The US government should have treated the stealing of the NSA tool - WannaCry that was apparently modified for Friday's cyber-attack by anonymous hackers - and applied the same rules and remedial measures to it as it would do in case someone stole the Tomahawk missiles from its military.
Europol, the pan-EU crime-fighting agency, says the threat is escalating and predicted the number of ransomware victims is likely to grow across the public and private sectors.
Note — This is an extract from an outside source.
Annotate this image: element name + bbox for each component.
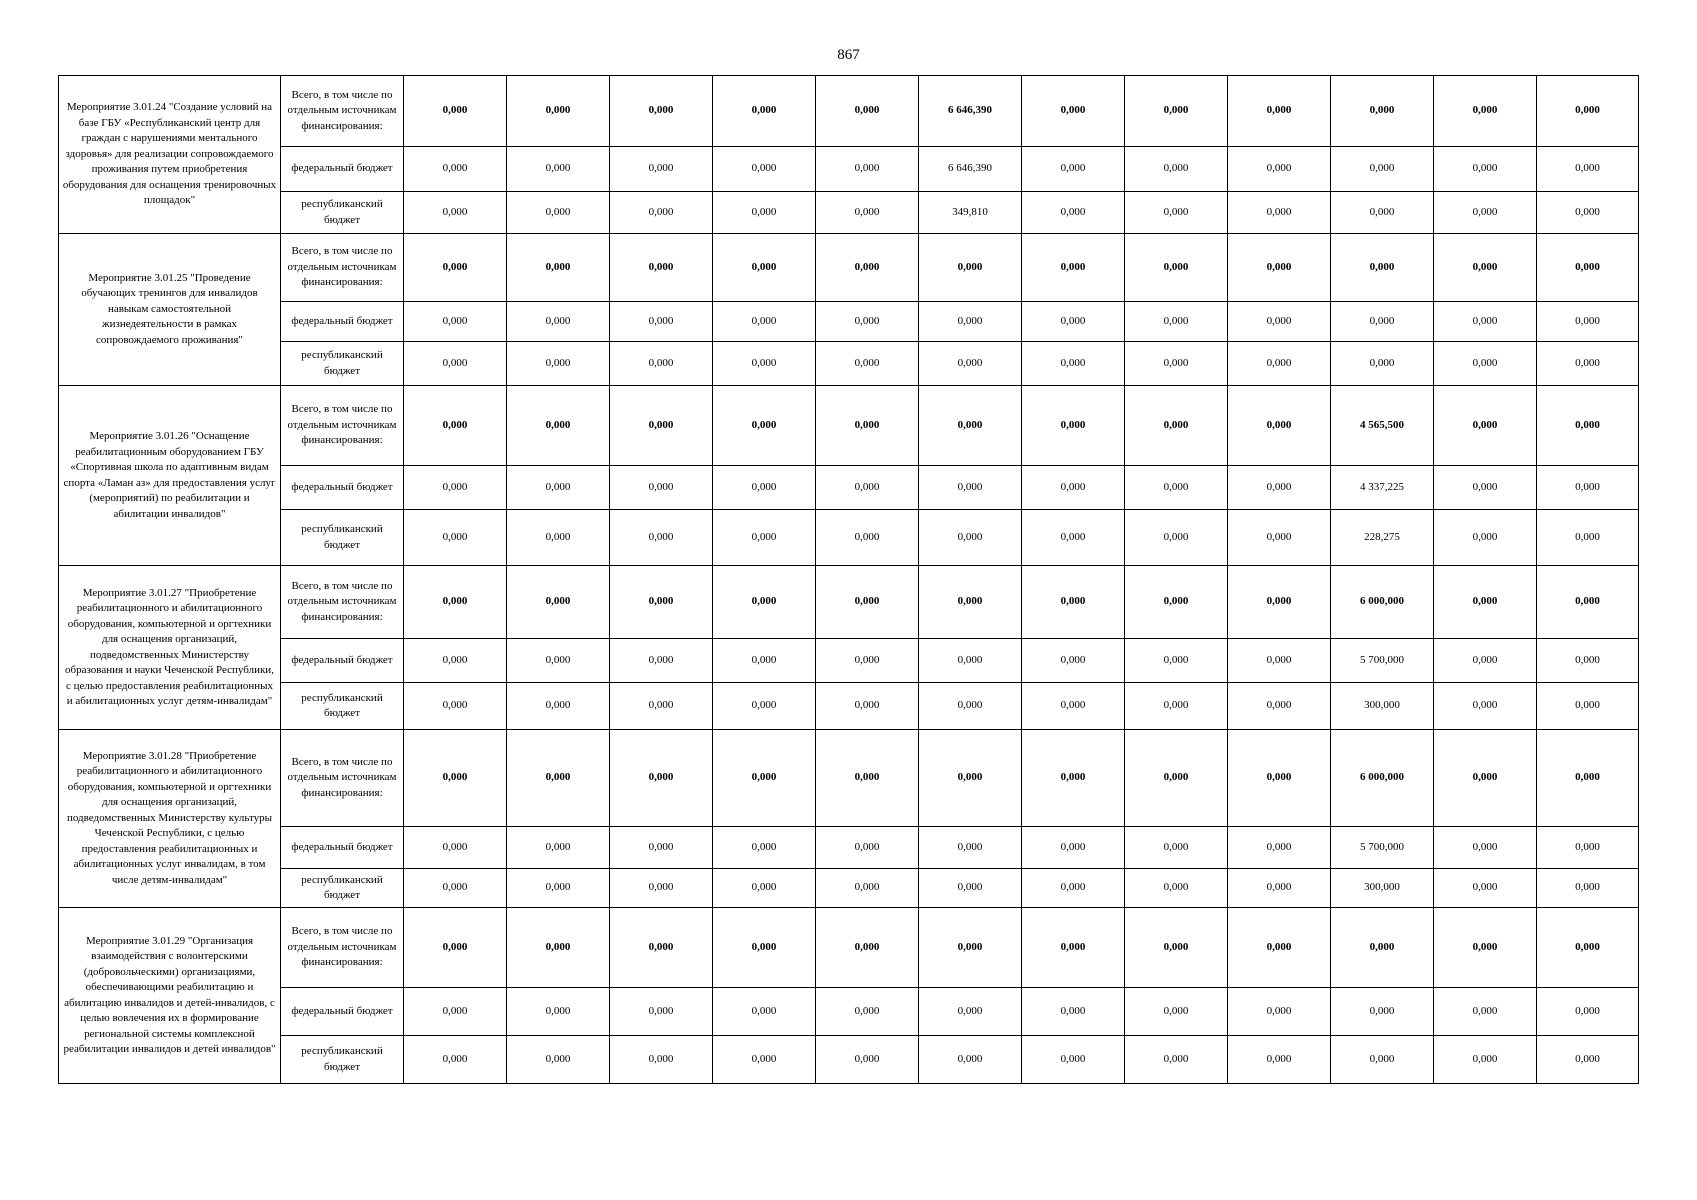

The hackers remain undetected but are believed to have so far gathered $42,000 in ransom payments from about 110 victims. Users are also threatened with having all their files permanently deleted if the ransom isn't paid in a week. The Cert-In advisory is accompanied by steps that can be taken to prevent infection, and the Microsoft Security Bulletin MS17-010 contains additional details on which systems are affected and how to fix the security holes. A spokesman for May said the annual information technology budget in the NHS was 4.2 billion pounds and that an extra 50 million pounds had been allocated for updating cyber security. The company responded to the attacks with a strongly worded blog post, criticizing governments for "stockpiling" information about cybersecurity vulnerabilities, and likeningthe WannaCry attack to the United States military "having some of its Tomahawk missiles stolen".